Quando uscì di casa quella sera per la consueta passeggiata, con l'arma regolarmente detenuta addosso, l'assessore e anche ex poliziotto e avvocato, "nella consapevolezza di essere incautamente armato decise di inseguire El Boussetaoui, non appena riconosciutolo, con l'intento di tenerlo d'occhio e di sorprenderlo con tempestività in azioni tali da consentire alle forze dell'ordine di sopraggiungere per tempo nonostante non fosse titolato per un'operazione del genere". Lo decise dopo averlo incrociato in un bar e avere ascoltato le lamentale del titolare proprio sul suo comportamento fastidioso e lo pedinò "per un cospicuo lasso di tempo pari a dodici minuti" osservando che disturbava altre persone in una pizzeria e "si rivolgeva aggressivamente" nei confronti degli avventori di un altro locale.

 

Adriatici chiamò allora le forze dell'ordine che in quel momento non avevano auto di servizio libere. Fu a quel punto che "in rapida sequenza" El Boussetaoui si accorse della chiamata e si informo' se l'assessore stesse chiamando la polizia, i due vennero a contatto, Adriatici crollò a terra e mostrò, secondo la sua versione, l'arma che teneva in tasca "come deterrente" da cui partì il proiettile fatale. Ed è qui che si incrinerebbe in questa lettura la versione della legittima difesa perché "pur avendo percepito l'aggressività di El Boussetaoui da quando questi, ad apprezzabile distanza, si accorgeva della sua presenza, Adriatici scelse deliberatamente di non allontanarsi quando avrebbe potuto fuggire senza alcun pregiudizio viste le precarie condizioni dell'altro o rifugiarsi in locali attigui".

 

 

Tradotto giuridicamente: fu lui a volersi mettere in condizione di pericolo e questo farebbe venire meno la legittima difesa. Non si trattò di "un'aggressione a sorpresa". E a maggior ragione in quanto ex poliziotto "pluridecorato", avrebbe dovuto capire in che guaio si stava cacciando immaginando la reazione del giovane uomo per di più consumatore di droghe. "Non si vede quindi - è questo il cuore del ragionamento della giudice - come Adriatici abbia deciso di mostrare la pistola che sapeva essere carica e senza sicura, se non avendo aderito psicologicamente all'evento nefasto, quantomeno in termini di accettazione del rischio".

 

Tutto ciò sarebbe maturato in un "contesto di forte ostilità verso la vittima nei confronti di un uomo che l'imputato ha ammesso di considerare 'il problema di Voghera'". "E' da tre anni che lottiamo, finalmente viene scritto il giusto capo d'imputazione, questo era ed è un omicidio volontario - commentano gli avvocati Piazza e Romagnoli -. Meno male che c'è questo giudice competente, che ha accolto tutte le nostre osservazioni, perché se avessimo aspettato la Procura...".

 

La difesa dell'ex assessore, "non concordiamo col giudice"

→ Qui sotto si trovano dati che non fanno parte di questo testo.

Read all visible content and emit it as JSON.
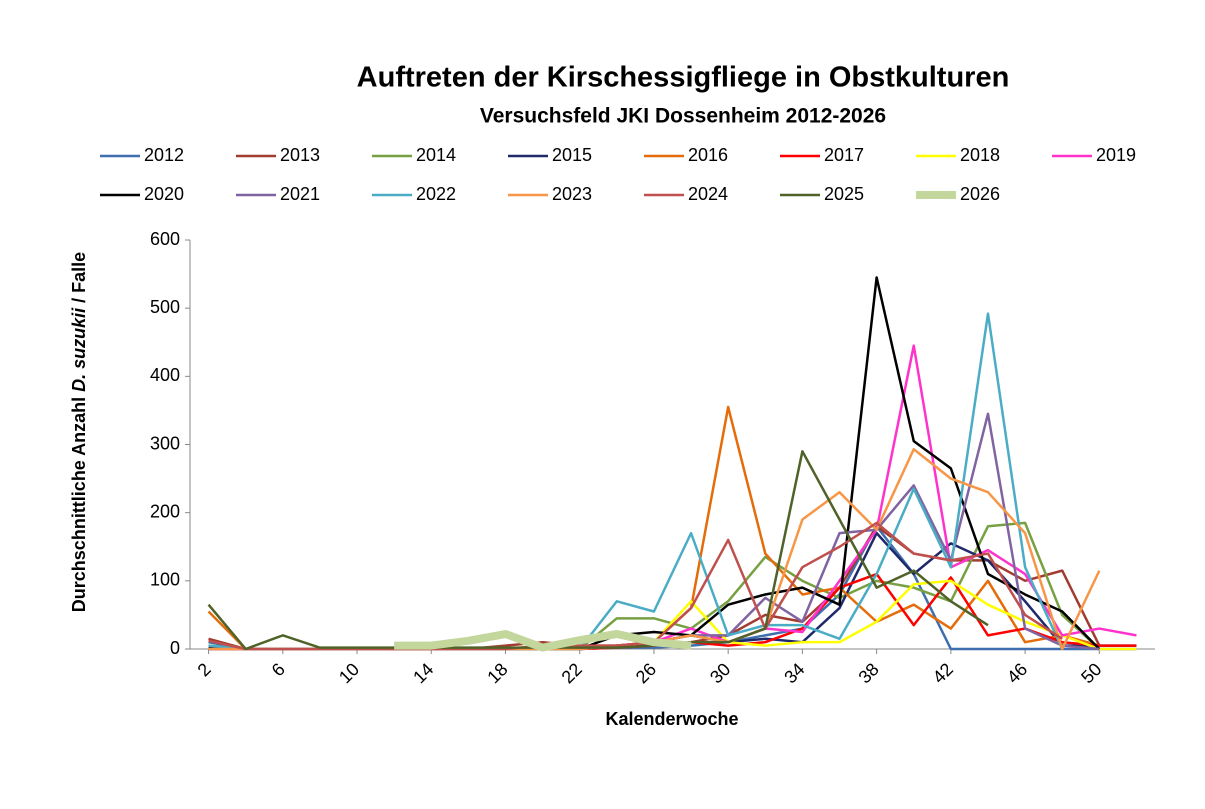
{
  "chart_data": {
    "type": "line",
    "title": "Auftreten der Kirschessigfliege in Obstkulturen",
    "subtitle": "Versuchsfeld JKI Dossenheim 2012-2026",
    "x_label": "Kalenderwoche",
    "y_label": [
      "Durchschnittliche Anzahl ",
      "D. suzukii",
      " / Falle"
    ],
    "legend": "top",
    "x": [
      2,
      4,
      6,
      8,
      10,
      12,
      14,
      16,
      18,
      20,
      22,
      24,
      26,
      28,
      30,
      32,
      34,
      36,
      38,
      40,
      42,
      44,
      46,
      48,
      50,
      52
    ],
    "xlim": [
      1,
      53
    ],
    "xticks": [
      2,
      6,
      10,
      14,
      18,
      22,
      26,
      30,
      34,
      38,
      42,
      46,
      50
    ],
    "ylim": [
      0,
      600
    ],
    "yticks": [
      0,
      100,
      200,
      300,
      400,
      500,
      600
    ],
    "series": [
      {
        "name": "2012",
        "color": "#3f6fae",
        "values": [
          10,
          0,
          0,
          0,
          0,
          0,
          0,
          0,
          0,
          0,
          0,
          2,
          2,
          5,
          10,
          20,
          30,
          80,
          180,
          110,
          0,
          0,
          0,
          0,
          0,
          0
        ]
      },
      {
        "name": "2013",
        "color": "#a23b30",
        "values": [
          15,
          0,
          0,
          0,
          0,
          0,
          0,
          0,
          5,
          10,
          5,
          5,
          5,
          10,
          20,
          50,
          40,
          90,
          180,
          140,
          130,
          130,
          100,
          115,
          5,
          null
        ]
      },
      {
        "name": "2014",
        "color": "#77a043",
        "values": [
          5,
          0,
          0,
          0,
          0,
          0,
          0,
          0,
          0,
          0,
          0,
          45,
          45,
          30,
          70,
          135,
          100,
          75,
          100,
          90,
          70,
          180,
          185,
          50,
          0,
          null
        ]
      },
      {
        "name": "2015",
        "color": "#1f2a6b",
        "values": [
          3,
          0,
          0,
          0,
          0,
          0,
          0,
          0,
          0,
          0,
          0,
          5,
          10,
          20,
          10,
          15,
          10,
          60,
          170,
          110,
          155,
          130,
          70,
          5,
          5,
          5
        ]
      },
      {
        "name": "2016",
        "color": "#e46c0a",
        "values": [
          55,
          0,
          0,
          0,
          0,
          0,
          0,
          0,
          0,
          0,
          0,
          5,
          10,
          60,
          355,
          140,
          80,
          90,
          40,
          65,
          30,
          100,
          10,
          20,
          5,
          null
        ]
      },
      {
        "name": "2017",
        "color": "#ff0000",
        "values": [
          0,
          0,
          0,
          0,
          0,
          0,
          0,
          0,
          0,
          0,
          0,
          2,
          5,
          10,
          5,
          10,
          30,
          90,
          110,
          35,
          105,
          20,
          30,
          10,
          5,
          5
        ]
      },
      {
        "name": "2018",
        "color": "#ffff00",
        "values": [
          0,
          0,
          0,
          0,
          0,
          0,
          0,
          0,
          0,
          0,
          0,
          5,
          10,
          70,
          10,
          5,
          10,
          10,
          40,
          95,
          100,
          65,
          40,
          20,
          0,
          0
        ]
      },
      {
        "name": "2019",
        "color": "#ff33cc",
        "values": [
          0,
          0,
          0,
          0,
          0,
          0,
          0,
          0,
          0,
          0,
          0,
          5,
          10,
          30,
          10,
          30,
          25,
          100,
          175,
          445,
          120,
          145,
          110,
          20,
          30,
          20
        ]
      },
      {
        "name": "2020",
        "color": "#000000",
        "values": [
          3,
          0,
          0,
          0,
          0,
          0,
          0,
          0,
          0,
          0,
          0,
          20,
          25,
          20,
          65,
          80,
          90,
          65,
          545,
          305,
          265,
          110,
          80,
          55,
          0,
          null
        ]
      },
      {
        "name": "2021",
        "color": "#8064a2",
        "values": [
          0,
          0,
          0,
          0,
          0,
          0,
          0,
          0,
          0,
          0,
          0,
          5,
          10,
          20,
          20,
          75,
          40,
          170,
          175,
          240,
          130,
          345,
          30,
          5,
          0,
          null
        ]
      },
      {
        "name": "2022",
        "color": "#4bacc6",
        "values": [
          5,
          0,
          0,
          0,
          0,
          0,
          0,
          0,
          0,
          0,
          0,
          70,
          55,
          170,
          20,
          35,
          35,
          15,
          110,
          235,
          120,
          492,
          120,
          0,
          null,
          null
        ]
      },
      {
        "name": "2023",
        "color": "#f79646",
        "values": [
          0,
          0,
          0,
          0,
          0,
          0,
          0,
          0,
          0,
          0,
          0,
          5,
          10,
          20,
          10,
          30,
          190,
          230,
          175,
          293,
          250,
          230,
          170,
          0,
          115,
          null
        ]
      },
      {
        "name": "2024",
        "color": "#c0504d",
        "values": [
          12,
          0,
          0,
          0,
          0,
          0,
          0,
          0,
          0,
          5,
          5,
          5,
          10,
          60,
          160,
          30,
          120,
          150,
          185,
          140,
          130,
          140,
          50,
          15,
          null,
          null
        ]
      },
      {
        "name": "2025",
        "color": "#4f6228",
        "values": [
          65,
          0,
          20,
          2,
          2,
          2,
          2,
          2,
          2,
          2,
          2,
          2,
          5,
          10,
          10,
          30,
          290,
          190,
          90,
          115,
          70,
          35,
          null,
          null,
          null,
          null
        ]
      },
      {
        "name": "2026",
        "color": "#c3d69b",
        "values": [
          null,
          null,
          null,
          null,
          null,
          5,
          5,
          12,
          22,
          2,
          13,
          22,
          10,
          5,
          null,
          null,
          null,
          null,
          null,
          null,
          null,
          null,
          null,
          null,
          null,
          null
        ]
      }
    ]
  }
}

"Non condividiamo il contenuto dell'ordinanza con cui il giudice ha ritenuto il fatto diverso e restituito gli atti al pm ad avviso di questa difesa travisando quanto emerso in dibattimento e con una interpretazione solo ed esclusivamente sfavorevole all'imputato". L'avvocato Gabriele Pipicelli commenta così la decisione della giudice di Pavia. "Siamo convinti che si sia trattato di legittima difesa, quantomeno putativa e faremo valere i nostri argomenti avanti al prossimo giudice" aggiunge.